The Senate on Wednesday passed CHIPS (Creating Helpful Incentives to Produce Semiconductors) and the Science Act, which would provide more than $52 billion to U.S. semiconductor manufacturing over the next five years. Of that total, $50 billion would go to semiconductor manufacturing, while $2 billion is specifically for the production of so-called legacy chips that are often used in medical devices.

The bill provides an additional $100 billion in funding for scientific research, much of which will be disbursed by the National Science Foundation.

The bill “will ultimately lead to improvements in patient care and help strengthen America’s position as a leader in medical technology innovation,” said Mark, CEO of the Medical Device Manufacturers Association.
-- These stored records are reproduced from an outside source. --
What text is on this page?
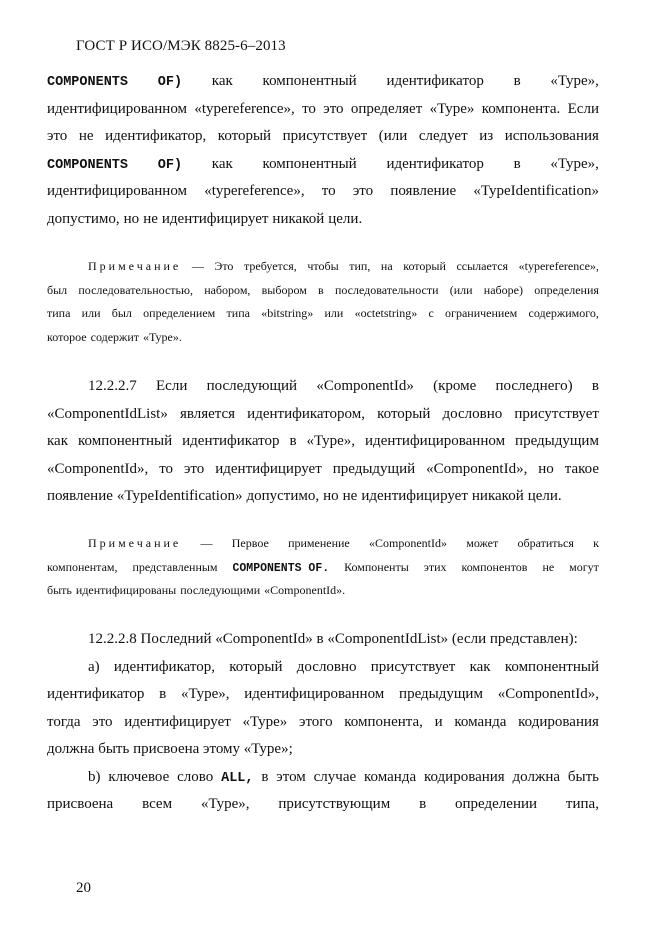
ГОСТ Р ИСО/МЭК 8825-6–2013
COMPONENTS OF) как компонентный идентификатор в «Type»,
идентифицированном «typereference», то это определяет «Type» компонента. Если
это не идентификатор, который присутствует (или следует из использования
COMPONENTS OF) как компонентный идентификатор в «Type»,
идентифицированном «typereference», то это появление «TypeIdentification»
допустимо, но не идентифицирует никакой цели.
Примечание — Это требуется, чтобы тип, на который ссылается «typereference»,
был последовательностью, набором, выбором в последовательности (или наборе) определения
типа или был определением типа «bitstring» или «octetstring» с ограничением содержимого,
которое содержит «Type».
12.2.2.7 Если последующий «ComponentId» (кроме последнего) в
«ComponentIdList» является идентификатором, который дословно присутствует
как компонентный идентификатор в «Type», идентифицированном предыдущим
«ComponentId», то это идентифицирует предыдущий «ComponentId», но такое
появление «TypeIdentification» допустимо, но не идентифицирует никакой цели.
Примечание — Первое применение «ComponentId» может обратиться к
компонентам, представленным COMPONENTS OF. Компоненты этих компонентов не могут
быть идентифицированы последующими «ComponentId».
12.2.2.8 Последний «ComponentId» в «ComponentIdList» (если представлен):
a) идентификатор, который дословно присутствует как компонентный
идентификатор в «Type», идентифицированном предыдущим «ComponentId»,
тогда это идентифицирует «Type» этого компонента, и команда кодирования
должна быть присвоена этому «Type»;
b) ключевое слово ALL, в этом случае команда кодирования должна быть
присвоена всем «Type», присутствующим в определении типа,
20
Leahey said in an emailed statement.

Medical technology companies have grappled with a global chip shortage since the coronavirus pandemic began in 2020. Limited supply has increased costs, forcing companies to spot market to buy electronic components and make it difficult for patients to access certain critical devices.

“Any opportunity to bolster U.S. chip semiconductor manufacturing is significant, given the supply chain challenges facing all industries – especially the medtech industry as it strives to meet a historically high demand for life-changing connected devices,” ResMed CEO Mick Farrell wrote in an email. statement.

ResMed, which has struggled to secure enough semiconductors to meet demand for sleep apnea machines following a massive recall of competing machines by Philips, also urged chip vendors to increase their allocation to medical device companies. MedTech Europe, an industry lobby group, recently made a similar request to European regulators.

The Senate bill passed with a vote of 64 to 33 and will now go to the House, where it enjoys bipartisan support.

In a statement Wednesday, President Joe Biden urged the House to “quickly” pass the bill, which he says will create more resilient supply chains.